Upon George the effect of Ellen's words was different. He leaned farther in, his neck surging with blood, his little eyes growing round and fierce. "What do you mean, Ellen? Has that fellow been insulting you?"

Ellen was sobbing again and swaying herself back and forth. "Oh, George, I'm so humiliated I feel like I could never hold up my head again!"

George's strong fist was clenching and unclenching. "What did that fellow do to you?"

"It was my own fault!" Ellen wailed. "He was perfectly right: I knew what he was after all along. Any girl would know. But I was so sure I could hold my own all right. Oh, what fools girls are!" Ellen went off into another doleful wail. "Of course he had given hints before and I had always let on I didn't understand him. But tonight he came right out with it. He put it straight up to me and when I wouldn't, oh, I can't tell you the awful things he said!"

George breathed hard. "So he's that kind of a scoundrel, is he?"

"And, George," Ellen wept, "I'm not that kind of a girl! Honest I'm not! Am I, Rosie?"

Rosie, frozen and miserable, with a sickening realization of how things were going to end, was still looking straight ahead. She wanted to answer Ellen's question with a truthful, "I am sure I don't know what kind of a girl you are!" but something restrained her and she said nothing.
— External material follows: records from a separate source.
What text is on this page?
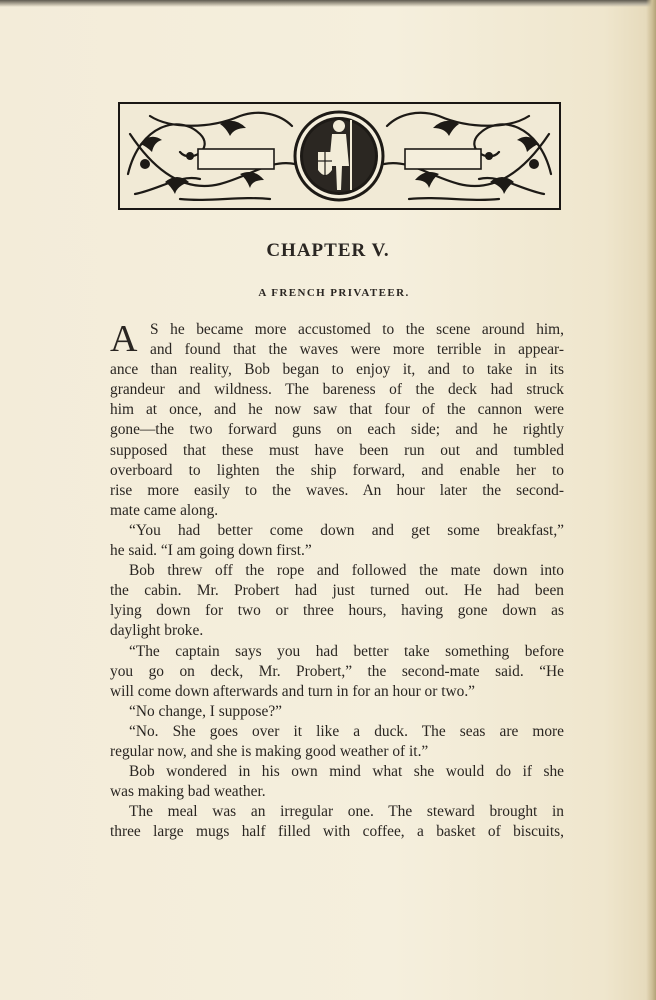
CHAPTER V.
A FRENCH PRIVATEER.
A S he became more accustomed to the scene around him,
and found that the waves were more terrible in appear-
ance than reality, Bob began to enjoy it, and to take in its
grandeur and wildness. The bareness of the deck had struck
him at once, and he now saw that four of the cannon were
gone—the two forward guns on each side; and he rightly
supposed that these must have been run out and tumbled
overboard to lighten the ship forward, and enable her to
rise more easily to the waves. An hour later the second-
mate came along.
“You had better come down and get some breakfast,”
he said. “I am going down first.”
Bob threw off the rope and followed the mate down into
the cabin. Mr. Probert had just turned out. He had been
lying down for two or three hours, having gone down as
daylight broke.
“The captain says you had better take something before
you go on deck, Mr. Probert,” the second-mate said. “He
will come down afterwards and turn in for an hour or two.”
“No change, I suppose?”
“No. She goes over it like a duck. The seas are more
regular now, and she is making good weather of it.”
Bob wondered in his own mind what she would do if she
was making bad weather.
The meal was an irregular one. The steward brought in
three large mugs half filled with coffee, a basket of biscuits,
Ellen seemed hardly to expect an answer, for she went on immediately: "I've been a fool, George, an awful fool; I see that now; but I've always been straight—honest I have! You can ask everybody that knows me!"
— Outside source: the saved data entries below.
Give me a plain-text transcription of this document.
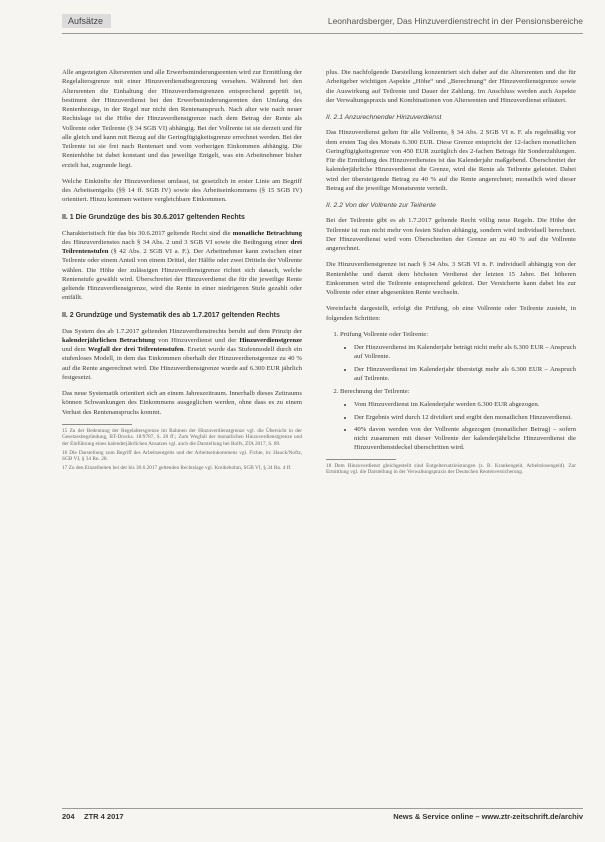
Aufsätze	Leonhardsberger, Das Hinzuverdienstrecht in der Pensionsbereiche

Alle angezeigten Altersrenten und alle Erwerbsminderungsrenten wird zur Ermittlung der Regelaltersgrenze mit einer Hinzuverdienstbegrenzung versehen. Während bei den Altersrenten die Einhaltung der Hinzuverdienstgrenzen entsprechend geprüft ist, bestimmt der Hinzuverdienst bei den Erwerbsminderungsrenten den Umfang des Rentenbezugs, in der Regel nur nicht den Rentenanspruch. Nach alter wie nach neuer Rechtslage ist die Höhe der Hinzuverdienstgrenze nach dem Betrag der Rente als Vollrente oder Teilrente (§ 34 SGB VI) abhängig. Bei der Vollrente ist sie derzeit und für alle gleich und kann mit Bezug auf die Geringfügigkeitsgrenze errechnet werden. Bei der Teilrente ist sie frei nach Rentenart und vom vorherigen Einkommen abhängig. Die Rentenhöhe ist dabei konstant und das jeweilige Entgelt, was ein Arbeitnehmer bisher erzielt hat, zugrunde liegt.

Welche Einkünfte der Hinzuverdienst umfasst, ist gesetzlich in erster Linie am Begriff des Arbeitsentgelts (§§ 14 ff. SGB IV) sowie des Arbeitseinkommens (§ 15 SGB IV) orientiert. Hinzu kommen weitere vergleichbare Einkommen.

II. 1 Die Grundzüge des bis 30.6.2017 geltenden Rechts

Charakteristisch für das bis 30.6.2017 geltende Recht sind die monatliche Betrachtung des Hinzuverdienstes nach § 34 Abs. 2 und 3 SGB VI sowie die Bedingung einer drei Teilrentenstufen (§ 42 Abs. 2 SGB VI a. F.). Der Arbeitnehmer kann zwischen einer Teilrente oder einem Anteil von einem Drittel, der Hälfte oder zwei Dritteln der Vollrente wählen. Die Höhe der zulässigen Hinzuverdienstgrenze richtet sich danach, welche Rentenstufe gewählt wird. Überschreitet der Hinzuverdienst die für die jeweilige Rente geltende Hinzuverdienstgrenze, wird die Rente in einer niedrigeren Stufe gezahlt oder entfällt.

II. 2 Grundzüge und Systematik des ab 1.7.2017 geltenden Rechts

Das System des ab 1.7.2017 geltenden Hinzuverdienstrechts beruht auf dem Prinzip der kalenderjährlichen Betrachtung von Hinzuverdienst und der Hinzuverdienstgrenze und dem Wegfall der drei Teilrentenstufen. Ersetzt wurde das Stufenmodell durch ein stufenloses Modell, in dem das Einkommen oberhalb der Hinzuverdienstgrenze zu 40 % auf die Rente angerechnet wird. Die Hinzuverdienstgrenze wurde auf 6.300 EUR jährlich festgesetzt.

Das neue Systematik orientiert sich an einem Jahreszeitraum. Innerhalb dieses Zeitraums können Schwankungen des Einkommens ausgeglichen werden, ohne dass es zu einem Verlust des Rentenanspruchs kommt.

15 Zu der Bedeutung der Regelaltersgrenze im Rahmen der Hinzuverdienstgrenze vgl. die Übersicht in der Gesetzesbegründung, BT-Drucks. 18/9787, S. 28 ff.; Zum Wegfall der monatlichen Hinzuverdienstgrenze und der Einführung eines kalenderjährlichen Ansatzes vgl. auch die Darstellung bei Rolfs, ZfA 2017, S. 89.
16 Die Darstellung zum Begriff des Arbeitsentgelts und der Arbeitseinkommens vgl. Fichte, in: Hauck/Noftz, SGB VI, § 34 Rn. 28.
17 Zu den Einzelheiten bei der bis 30.6.2017 geltenden Rechtslage vgl. Kreikebohm, SGB VI, § 34 Rn. 4 ff.

plus. Die nachfolgende Darstellung konzentriert sich daher auf die Altersrenten und die für Arbeitgeber wichtigen Aspekte „Höhe“ und „Berechnung“ der Hinzuverdienstgrenze sowie die Auswirkung auf Teilrente und Dauer der Zahlung. Im Anschluss werden auch Aspekte der Verwaltungspraxis und Kombinationen von Altersrenten und Hinzuverdienst erläutert.

II. 2.1 Anzurechnender Hinzuverdienst

Das Hinzuverdienst gelten für alle Vollrente, § 34 Abs. 2 SGB VI n. F. als regelmäßig vor dem ersten Tag des Monats 6.300 EUR. Diese Grenze entspricht der 12-fachen monatlichen Geringfügigkeitsgrenze von 450 EUR zuzüglich des 2-fachen Betrags für Sonderzahlungen. Für die Ermittlung des Hinzuverdienstes ist das Kalenderjahr maßgebend. Überschreitet der kalenderjährliche Hinzuverdienst die Grenze, wird die Rente als Teilrente geleistet. Dabei wird der übersteigende Betrag zu 40 % auf die Rente angerechnet; monatlich wird dieser Betrag auf die jeweilige Monatsrente verteilt.

II. 2.2 Von der Vollrente zur Teilrente

Bei der Teilrente gibt es ab 1.7.2017 geltende Recht völlig neue Regeln. Die Höhe der Teilrente ist nun nicht mehr von festen Stufen abhängig, sondern wird individuell berechnet. Der Hinzuverdienst wird vom Überschreiten der Grenze an zu 40 % auf die Vollrente angerechnet.

Die Hinzuverdienstgrenze ist nach § 34 Abs. 3 SGB VI n. F. individuell abhängig von der Rentenhöhe und damit dem höchsten Verdienst der letzten 15 Jahre. Bei höheren Einkommen wird die Teilrente entsprechend gekürzt. Der Versicherte kann dabei bis zur Vollrente oder einer abgesenkten Rente wechseln.

Vereinfacht dargestellt, erfolgt die Prüfung, ob eine Vollrente oder Teilrente zusteht, in folgenden Schritten:

1. Prüfung Vollrente oder Teilrente:
• Der Hinzuverdienst im Kalenderjahr beträgt nicht mehr als 6.300 EUR – Anspruch auf Vollrente.
• Der Hinzuverdienst im Kalenderjahr übersteigt mehr als 6.300 EUR – Anspruch auf Teilrente.
2. Berechnung der Teilrente:
• Vom Hinzuverdienst im Kalenderjahr werden 6.300 EUR abgezogen.
• Der Ergebnis wird durch 12 dividiert und ergibt den monatlichen Hinzuverdienst.
• 40% davon werden von der Vollrente abgezogen (monatlicher Betrag) – sofern nicht zusammen mit dieser Vollrente der kalenderjährliche Hinzuverdienst die Hinzuverdienstdeckel überschritten wird.
18 Dem Hinzuverdienst gleichgestellt sind Entgeltersatzleistungen (z. B. Krankengeld, Arbeitslosengeld). Zur Ermittlung vgl. die Darstellung in der Verwaltungspraxis der Deutschen Rentenversicherung.
204 ZTR 4 2017	News & Service online – www.ztr-zeitschrift.de/archiv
George was breathing with difficulty. "I'd like to get at that Hawes fellow for about five minutes! Will he be in his office tomorrow, around noon?"

Ellen wrung protesting hands. "No, George, you won't do any such thing! I won't let you! You'll only get pulled in! Besides, he was right! Leastways, he was in some things! Of course I knew what he was always hinting about but honest, George, I didn't know the rest!"